Pues bien, sería conveniente que todas esas voces sosegaran un poco sus ímpetus regulatorios e intervencionistas, ahora ya a escala mundial, y empezaran a analizar con tranquilidad el problema.
 
En primer lugar, habría que ver hasta qué punto existe calentamiento atmosférico. En segundo, en caso de que exista, qué parte se debe a la acción humana y qué parte es inevitable dentro de la historia de la Tierra por ejemplo, debido a la influencia de tormentas solares u otros fenómenos naturales. Pero hay que tener en cuenta que sólo podemos reducir las emisiones de origen humano, y que si estas representan menos del 10% del CO2 que se emite en el planeta, habría que reducirlas muy fuertemente para que se tradujeran en una reducción significativa del total. Reducirlas a la mitad, por ejemplo, sólo rebajaría en un 4% el CO2 liberado a la atmósfera. En tercero, también suponiendo que existe, convendría conocer la verdadera magnitud de dicho calentamiento. En cuarto, habría que estudiar los costes en que habría que incurrir para reducir significativamente el fenómeno y, finalmente, habría que evaluar, caso de que exista, si existen daños apreciables para la humanidad. Si escuchamos las catastrofistas predicciones del IPCC no cabe la menor duda, pero hay otras estimaciones, como mínimo del mismo peso científico, que afirman lo contrario.
 
La izquierda intelectual mundial que contempló con tristeza la caída del Muro de Berlín, se ha trasladado con “armas y bagaje” al movimiento verde global.
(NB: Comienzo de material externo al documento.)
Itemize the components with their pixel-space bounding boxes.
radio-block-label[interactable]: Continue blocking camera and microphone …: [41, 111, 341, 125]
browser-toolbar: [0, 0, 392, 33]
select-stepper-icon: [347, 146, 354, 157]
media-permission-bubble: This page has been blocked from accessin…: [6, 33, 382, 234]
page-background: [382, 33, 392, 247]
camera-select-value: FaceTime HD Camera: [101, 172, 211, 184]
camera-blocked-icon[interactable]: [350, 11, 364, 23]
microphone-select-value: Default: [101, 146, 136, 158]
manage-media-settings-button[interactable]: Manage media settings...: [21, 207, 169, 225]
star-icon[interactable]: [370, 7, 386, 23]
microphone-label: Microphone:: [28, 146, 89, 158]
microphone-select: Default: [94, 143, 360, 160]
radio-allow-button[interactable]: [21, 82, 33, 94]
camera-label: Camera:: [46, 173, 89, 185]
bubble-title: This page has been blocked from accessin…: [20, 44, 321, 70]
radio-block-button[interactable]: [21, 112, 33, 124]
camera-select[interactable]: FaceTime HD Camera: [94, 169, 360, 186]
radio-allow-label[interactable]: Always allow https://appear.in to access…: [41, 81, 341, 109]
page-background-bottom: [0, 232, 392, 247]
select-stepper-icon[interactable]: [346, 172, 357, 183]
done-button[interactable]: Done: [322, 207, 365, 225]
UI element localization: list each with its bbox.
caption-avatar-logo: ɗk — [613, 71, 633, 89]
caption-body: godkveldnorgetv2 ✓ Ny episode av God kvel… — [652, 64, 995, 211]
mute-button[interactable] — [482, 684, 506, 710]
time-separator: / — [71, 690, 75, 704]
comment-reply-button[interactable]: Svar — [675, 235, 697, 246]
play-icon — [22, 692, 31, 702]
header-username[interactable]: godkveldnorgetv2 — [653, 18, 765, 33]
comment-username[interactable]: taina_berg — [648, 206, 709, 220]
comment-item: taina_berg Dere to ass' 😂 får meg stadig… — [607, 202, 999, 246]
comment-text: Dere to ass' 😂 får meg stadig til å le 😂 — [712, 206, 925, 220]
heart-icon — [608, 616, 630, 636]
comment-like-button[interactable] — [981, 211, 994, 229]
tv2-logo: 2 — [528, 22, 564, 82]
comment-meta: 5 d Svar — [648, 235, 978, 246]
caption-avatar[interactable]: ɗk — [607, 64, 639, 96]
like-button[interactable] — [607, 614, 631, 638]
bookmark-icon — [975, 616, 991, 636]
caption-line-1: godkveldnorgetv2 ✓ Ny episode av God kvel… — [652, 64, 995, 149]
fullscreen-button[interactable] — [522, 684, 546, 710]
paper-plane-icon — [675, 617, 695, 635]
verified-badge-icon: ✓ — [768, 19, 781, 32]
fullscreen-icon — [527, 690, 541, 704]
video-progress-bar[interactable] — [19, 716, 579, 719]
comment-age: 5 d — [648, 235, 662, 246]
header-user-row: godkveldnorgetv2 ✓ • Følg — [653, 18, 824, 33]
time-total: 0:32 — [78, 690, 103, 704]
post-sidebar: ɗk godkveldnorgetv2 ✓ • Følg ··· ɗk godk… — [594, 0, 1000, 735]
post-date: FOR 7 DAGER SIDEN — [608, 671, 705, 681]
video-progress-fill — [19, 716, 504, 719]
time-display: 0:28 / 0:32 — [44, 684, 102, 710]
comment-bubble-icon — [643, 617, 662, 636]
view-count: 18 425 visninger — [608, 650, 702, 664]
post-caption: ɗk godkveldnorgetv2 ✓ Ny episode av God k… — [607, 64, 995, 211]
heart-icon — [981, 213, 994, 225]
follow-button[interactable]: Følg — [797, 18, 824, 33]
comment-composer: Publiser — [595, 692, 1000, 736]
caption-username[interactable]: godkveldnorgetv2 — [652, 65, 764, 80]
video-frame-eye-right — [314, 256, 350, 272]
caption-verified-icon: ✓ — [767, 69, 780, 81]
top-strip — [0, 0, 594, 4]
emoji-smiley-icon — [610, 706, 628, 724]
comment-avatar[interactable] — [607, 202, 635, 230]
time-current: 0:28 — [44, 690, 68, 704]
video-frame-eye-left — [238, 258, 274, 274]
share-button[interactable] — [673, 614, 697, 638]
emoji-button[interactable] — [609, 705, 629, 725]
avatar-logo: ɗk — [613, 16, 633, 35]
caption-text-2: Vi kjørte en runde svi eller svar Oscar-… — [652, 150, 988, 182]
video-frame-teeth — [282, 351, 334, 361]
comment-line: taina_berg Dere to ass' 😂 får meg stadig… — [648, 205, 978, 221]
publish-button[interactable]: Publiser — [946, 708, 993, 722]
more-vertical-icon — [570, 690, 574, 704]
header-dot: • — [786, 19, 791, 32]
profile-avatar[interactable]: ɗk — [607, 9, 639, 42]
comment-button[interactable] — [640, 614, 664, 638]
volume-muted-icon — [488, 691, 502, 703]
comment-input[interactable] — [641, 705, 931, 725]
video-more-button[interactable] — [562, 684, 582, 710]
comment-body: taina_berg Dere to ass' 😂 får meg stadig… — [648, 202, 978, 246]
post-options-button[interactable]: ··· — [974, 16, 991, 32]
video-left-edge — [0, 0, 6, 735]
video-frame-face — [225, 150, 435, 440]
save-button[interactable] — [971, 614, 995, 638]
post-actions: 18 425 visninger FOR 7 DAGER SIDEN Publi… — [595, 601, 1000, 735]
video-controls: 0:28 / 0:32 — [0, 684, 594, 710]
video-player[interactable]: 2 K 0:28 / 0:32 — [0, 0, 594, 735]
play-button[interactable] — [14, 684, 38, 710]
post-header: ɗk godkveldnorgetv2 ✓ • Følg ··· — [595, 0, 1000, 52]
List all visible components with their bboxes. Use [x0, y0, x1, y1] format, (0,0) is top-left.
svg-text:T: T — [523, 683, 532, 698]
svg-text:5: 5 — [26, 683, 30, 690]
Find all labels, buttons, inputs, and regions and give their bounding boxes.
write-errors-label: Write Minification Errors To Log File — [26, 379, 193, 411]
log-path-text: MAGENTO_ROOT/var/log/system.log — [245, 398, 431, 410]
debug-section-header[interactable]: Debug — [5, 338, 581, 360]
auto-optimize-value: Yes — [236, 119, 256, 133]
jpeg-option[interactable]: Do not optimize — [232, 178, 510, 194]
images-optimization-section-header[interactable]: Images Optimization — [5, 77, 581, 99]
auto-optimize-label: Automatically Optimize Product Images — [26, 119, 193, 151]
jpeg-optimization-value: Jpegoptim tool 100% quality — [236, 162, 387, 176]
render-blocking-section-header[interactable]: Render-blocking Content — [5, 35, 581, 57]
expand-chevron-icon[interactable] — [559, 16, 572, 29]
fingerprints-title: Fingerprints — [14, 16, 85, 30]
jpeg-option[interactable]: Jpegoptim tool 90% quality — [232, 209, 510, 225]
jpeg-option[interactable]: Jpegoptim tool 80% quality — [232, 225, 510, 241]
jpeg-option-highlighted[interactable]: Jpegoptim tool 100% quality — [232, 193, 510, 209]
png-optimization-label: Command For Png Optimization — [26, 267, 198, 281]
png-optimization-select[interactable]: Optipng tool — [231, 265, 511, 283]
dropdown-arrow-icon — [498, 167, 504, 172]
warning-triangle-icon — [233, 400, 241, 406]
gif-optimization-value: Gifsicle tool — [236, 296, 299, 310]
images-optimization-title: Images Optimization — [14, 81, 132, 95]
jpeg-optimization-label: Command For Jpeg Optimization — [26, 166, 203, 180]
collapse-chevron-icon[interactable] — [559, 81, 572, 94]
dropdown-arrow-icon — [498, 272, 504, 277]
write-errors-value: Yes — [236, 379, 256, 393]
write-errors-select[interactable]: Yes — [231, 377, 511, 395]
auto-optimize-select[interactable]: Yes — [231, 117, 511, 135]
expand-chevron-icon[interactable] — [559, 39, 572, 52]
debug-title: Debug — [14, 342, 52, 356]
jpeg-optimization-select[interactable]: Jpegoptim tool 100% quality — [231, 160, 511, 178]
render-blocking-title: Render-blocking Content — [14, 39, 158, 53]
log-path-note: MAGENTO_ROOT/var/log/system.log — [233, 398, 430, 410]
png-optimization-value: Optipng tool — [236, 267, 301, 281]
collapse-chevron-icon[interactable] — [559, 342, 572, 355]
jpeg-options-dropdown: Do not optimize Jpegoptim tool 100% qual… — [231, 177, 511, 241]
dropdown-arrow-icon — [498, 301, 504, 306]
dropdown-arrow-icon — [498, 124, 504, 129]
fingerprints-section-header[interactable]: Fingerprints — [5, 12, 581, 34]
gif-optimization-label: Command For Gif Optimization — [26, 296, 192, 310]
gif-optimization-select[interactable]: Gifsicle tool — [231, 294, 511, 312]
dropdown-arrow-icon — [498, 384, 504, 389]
La lógica preocupación por mantener un medio ambiente limpio y sano, el control de la contaminación, los usos más eficaces de energía y recursos naturales, etc., ha sido secuestrada por personas cuya agenda política va mucho más allá y pretende introducir, de nuevo, un intervencionismo irracional y una nueva planificación, por la puerta falsa.
 
Toda actividad económica es contaminante. Todas utilizan y transforman recursos escasos añadiéndoles valor y, en el camino, producen desperdicios. En los nuevos adoradores de la naturaleza prevalece la disminución de la contaminación por encima del coste económico o humano, cualquiera que éste sea, propugnando la implantación de regulaciones que limitan la libertad, transpiran un sentimiento antiempresarial y antimercado, y reflejan una mentalidad contraria al progreso del ser humano, afín a los Luditas de principios del siglo pasado.
 
Convendría que antes de lanzar mensajes apocalípticos sin suficiente base científica, se procediera a un análisis sereno. Sería conveniente que se supiera que los datos de la red de satélites de análisis del clima desde 1970 no muestran ninguna tendencia al calentamiento atmosférico y que la evidencia científica de la “significativa influencia humana” en el supuesto calentamiento, es considerada por muchos científicos como espúrea.
 
Además, incluso si Kyoto se pusiera en práctica escrupulosamente, su impacto en las futuras temperaturas del planeta sería sólo de cinco centésimas de grado en el año 2050 y este mínimo efecto se produciría con un inmenso coste en términos de desarrollo, progreso y bienestar para todo el mundo y en especial para los países menos desarrollados y para las clases más modestas.
 
El catastrofismo científico, contempla el mundo en términos estáticos y muestra una absoluta falta de fe en el ingenio, la inteligencia y la creatividad del ser humano que a lo largo de la historia, especialmente en el último siglo, ha sido capaz de ir adaptándose a los cambios experimentados en el mundo y a superar todas las dificultades. Esos mismos “científicos” de mal agüero utilizan constantemente el llamado “principio de precaución” para poner trabas al desarrollo científico y tecnológico. Sin embargo, el progreso tecnológico puede reducir las emisiones contaminantes mucho más que Kyoto, pero quienes impulsaron Kyoto son también los que invocan el “principio de precaución” para poner trabas.
 
Hace unos días Price Waterhouse Coopers publicó un interesante, y en mi opinión demasiado optimista, estudio en el que se calculaba el coste de la aplicación de Kyoto en nuestra nación, en diecinueve mil millones de euros. Lo malo es que mucha gente pretende subirse a esta ola de fundamentalismo ecológico para redirigirla desde dentro. Esto puede ser tan rentable políticamente como desastroso para la humanidad. Constituye un craso error ya que el que se sube a dirigir una “tsunami” acaba aplastado.